Aniversário do menino.
Fizeram um bolo, compraram meia dúzia de guaranás e um litro de groselha. Nem
era festa, apenas um “ajunta-junta” de pouca gente, parentes na maioria e
algumas pessoas amigas. Amigas dos adultos porque não deixaram que o festejado
chamasse os parceiros das bolinhas de gude e das peladas com bola de meia.
- Eram moleques, sujos de
poeira, disseram.
Ora, poeira sai com um
banho rápido e se eles eram moleques, ele também por passar mais tempo na rua
de terra solta do que na escola ou dentro de casa.
Era um domingo, final de
tarde e a primeira a chegar foi a vizinha, rindo como se dona de toda
felicidade do mundo.
- Parabéns, meu príncipe!
Ela se curvou para
abraçar o menino e exibiu, no descuido do decote, o desfiladeiro das perdições,
ladeado por dois cumes de prazeres. O abraço foi forte, os olhos, o nariz,
quase todo o rosto do aniversariante se afundaram na maciez dos seios da
vizinha.
O perfume desafiou a
sensibilidade olfativa do guri. Inebriado pelo cheiro da mulher e o calor do
chamego sentiu o que ainda não sabia explicar: um calor sob a calça curta de
linho branco, a mesma de ir à missa domingueira. E um formigamento que fez
crescer a vontade de ser homem.
Ainda não entendia
direito aquele mistério, perguntaria a João Muriçoca, ele sabia sim; era um
moleque da barranca do rio, acostumado a espionar as coxas e decotes das
lavadeiras de roupa.
Príncipe ele? E se
imaginou ser o príncipe que vira na gravura de um livro. Um moço louro, de
espada em riste, enfrentando inimigos ferozes em defesa da nobre donzela. Os
homens maus montavam cavalos negros, mas o do herói era o mais bonito, branco
como a pureza dos inocentes. Um São Jorge matador de dragão.
O abraço durou segundos,
mas o menino o eternizou na ânsia insatisfeita do desconhecido. E olhou
abestado para os lados, bochechas vermelhas pela timidez dos indefesos.
A vizinha deu as costas,
se afastou estrepitosa, rebolando saliências sob a saia justa, uma com um talho
na barra, que exibia o início das coxas nas passadas mais longas ou no cruzar
de pernas.

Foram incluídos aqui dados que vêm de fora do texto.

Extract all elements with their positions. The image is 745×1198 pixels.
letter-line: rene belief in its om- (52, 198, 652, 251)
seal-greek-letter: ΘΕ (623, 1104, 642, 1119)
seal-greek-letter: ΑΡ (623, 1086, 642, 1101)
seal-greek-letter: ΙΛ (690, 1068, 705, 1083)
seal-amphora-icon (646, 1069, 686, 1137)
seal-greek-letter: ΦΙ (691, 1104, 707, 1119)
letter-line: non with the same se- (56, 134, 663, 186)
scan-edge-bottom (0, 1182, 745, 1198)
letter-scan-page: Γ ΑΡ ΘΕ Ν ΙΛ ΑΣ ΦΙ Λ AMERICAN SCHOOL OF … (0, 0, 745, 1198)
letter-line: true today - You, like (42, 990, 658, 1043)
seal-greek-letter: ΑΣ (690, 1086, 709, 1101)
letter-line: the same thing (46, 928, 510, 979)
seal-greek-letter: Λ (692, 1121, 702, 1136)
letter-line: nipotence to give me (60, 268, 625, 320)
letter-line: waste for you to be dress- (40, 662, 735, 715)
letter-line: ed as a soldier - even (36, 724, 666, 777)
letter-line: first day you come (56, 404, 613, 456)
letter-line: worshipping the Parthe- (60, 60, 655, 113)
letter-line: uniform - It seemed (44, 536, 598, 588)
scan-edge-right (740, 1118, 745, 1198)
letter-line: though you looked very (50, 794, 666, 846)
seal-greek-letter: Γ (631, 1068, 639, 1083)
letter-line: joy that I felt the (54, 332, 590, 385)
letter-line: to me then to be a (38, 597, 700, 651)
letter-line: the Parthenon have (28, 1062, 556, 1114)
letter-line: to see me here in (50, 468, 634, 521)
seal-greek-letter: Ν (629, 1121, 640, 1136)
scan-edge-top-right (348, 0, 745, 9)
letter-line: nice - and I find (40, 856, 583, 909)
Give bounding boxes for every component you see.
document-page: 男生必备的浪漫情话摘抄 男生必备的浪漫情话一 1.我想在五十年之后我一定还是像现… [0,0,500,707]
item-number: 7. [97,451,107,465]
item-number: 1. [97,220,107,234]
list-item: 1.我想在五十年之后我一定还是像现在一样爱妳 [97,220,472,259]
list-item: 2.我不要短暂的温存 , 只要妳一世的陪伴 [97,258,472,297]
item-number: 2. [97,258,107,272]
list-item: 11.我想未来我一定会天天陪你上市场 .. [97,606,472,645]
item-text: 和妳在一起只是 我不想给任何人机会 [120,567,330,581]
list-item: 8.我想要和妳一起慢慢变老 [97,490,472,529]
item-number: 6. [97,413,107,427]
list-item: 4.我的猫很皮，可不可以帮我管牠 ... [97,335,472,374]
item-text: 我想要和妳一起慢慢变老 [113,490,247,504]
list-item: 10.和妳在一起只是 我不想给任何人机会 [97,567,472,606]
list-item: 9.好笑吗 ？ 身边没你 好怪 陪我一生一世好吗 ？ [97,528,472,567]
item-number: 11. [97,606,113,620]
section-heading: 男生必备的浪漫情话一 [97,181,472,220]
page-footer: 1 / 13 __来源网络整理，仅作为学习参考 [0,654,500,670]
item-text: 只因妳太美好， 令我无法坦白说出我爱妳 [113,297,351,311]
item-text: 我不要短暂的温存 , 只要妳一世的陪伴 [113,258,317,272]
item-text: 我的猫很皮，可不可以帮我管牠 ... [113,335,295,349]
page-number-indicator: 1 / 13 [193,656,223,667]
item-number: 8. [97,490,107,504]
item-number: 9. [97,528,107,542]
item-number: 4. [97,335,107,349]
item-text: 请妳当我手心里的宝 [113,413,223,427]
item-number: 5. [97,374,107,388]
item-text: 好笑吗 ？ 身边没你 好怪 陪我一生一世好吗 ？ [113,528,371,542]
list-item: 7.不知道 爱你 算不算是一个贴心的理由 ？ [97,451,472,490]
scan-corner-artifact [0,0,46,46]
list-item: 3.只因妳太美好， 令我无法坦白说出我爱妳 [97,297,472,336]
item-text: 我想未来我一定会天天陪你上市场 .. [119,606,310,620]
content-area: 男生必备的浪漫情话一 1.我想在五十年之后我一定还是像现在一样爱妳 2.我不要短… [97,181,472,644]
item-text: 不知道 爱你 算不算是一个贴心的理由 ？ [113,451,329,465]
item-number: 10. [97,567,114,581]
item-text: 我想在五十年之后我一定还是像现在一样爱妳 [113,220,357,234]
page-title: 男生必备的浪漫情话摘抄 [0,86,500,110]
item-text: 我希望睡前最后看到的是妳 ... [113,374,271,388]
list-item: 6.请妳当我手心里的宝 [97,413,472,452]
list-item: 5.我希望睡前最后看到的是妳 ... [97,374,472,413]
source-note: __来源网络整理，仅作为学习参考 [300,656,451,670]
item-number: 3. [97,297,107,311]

Tudo memorizado, depois narraria detalhes, ouviria dos outros
comentários safados, uns moleques mais taludos até revirando os olhos e
suspirando fundo na adivinhação dos prazeres.
A vizinha cheirosa entrou
no quarto das moças da casa já iniciando um caso picante.
- Ah, nem te conto!
A negativa era a deixa
para aguçar a curiosidade. Fecharam a porta do quarto para maior privacidade,
mas o garoto, miúdo no tamanho, era um gigante na curiosidade. Saiu da casa,
deu a volta e fez tocaia sob a janela, sempre aberta durante todo o dia.
Entre risinhos e
trejeitos, a vizinha falava de um tal sujeito, que era ágil com as mãos e suave
com as palavras.
- Um perigo, meninas! Às
vezes penso em deixar, mas logo me lembro da Clotilde.
Todos sabiam do ocorrido,
até o menino. A ingênua Clotilde não impedira o avanço dos afagos, ouvira
sussurros na concha da orelha e, quando percebeu, estava grávida, mãe de filho
sem pai. Só não virou escândalo porque a tolinha era humilde e o sedutor
nascido em berço de rica tradição.
- Beijar homem com bigode
não é nojento?
- Que nada! É mais
gostoso, faz cosquinha -, falou e riu a sabida.
Sempre que ouvia as
confidências da vizinha sonhava cenas confusas, mãos ariscas invadindo blusas,
bocas buscando beijos, rostos de mulheres que nunca vira, estranhas ao seu
mundo e entendimento.
E acordava de repente,
quase sempre no clímax do que não sabia explicar. Uma estranha umidade – seria
suor? – molhando o pijama. Uma vez citou os sonhos em conversa com João
Muriçoca e ele disse que era normal, também se atracava com mulheres quando
dormia.
- E o suor? Seu pijama
fica molhado?
- Não é suor, seu besta!
Aquilo é caldo de homem...
As meninas sabem mais do
que os meninos? É o que parecia ao tolinho por não entender a razão de uma ou
outra guria teimar em se dizer sua namorada. Elas não jogavam bola, não caçavam
passarinho e nem colecionavam figurinhas. Só queriam brincar de “”passar o
anel”, uma besteira sem graça que pouco interesse despertava.
Nenhum moleque gostava,
com exceção de João Muriçoca - sempre ele! -, que simulava gestos safados ao
passar os dedos nas palmas das mãos das meninas. A melhor brincadeira com elas
– dizia o esperto – era de esconde-esconde. Ele sempre dava um jeito de se
apertar em um escurinho com uma delas, que às vezes escapava do esconderijo com
cara de brava. Motivos? Deveria ter.
Ouvia conversas, palavras
soltas, que fulana estava “naqueles dias”, sicrana “já era moça”, outra sofria
com os suores da idade – “e sem casar!” – ironizavam as risonhas.
Mulher só sabe falar da
vida dos outros? Era o que pensava após ouvir atrás de portas e sob a janela.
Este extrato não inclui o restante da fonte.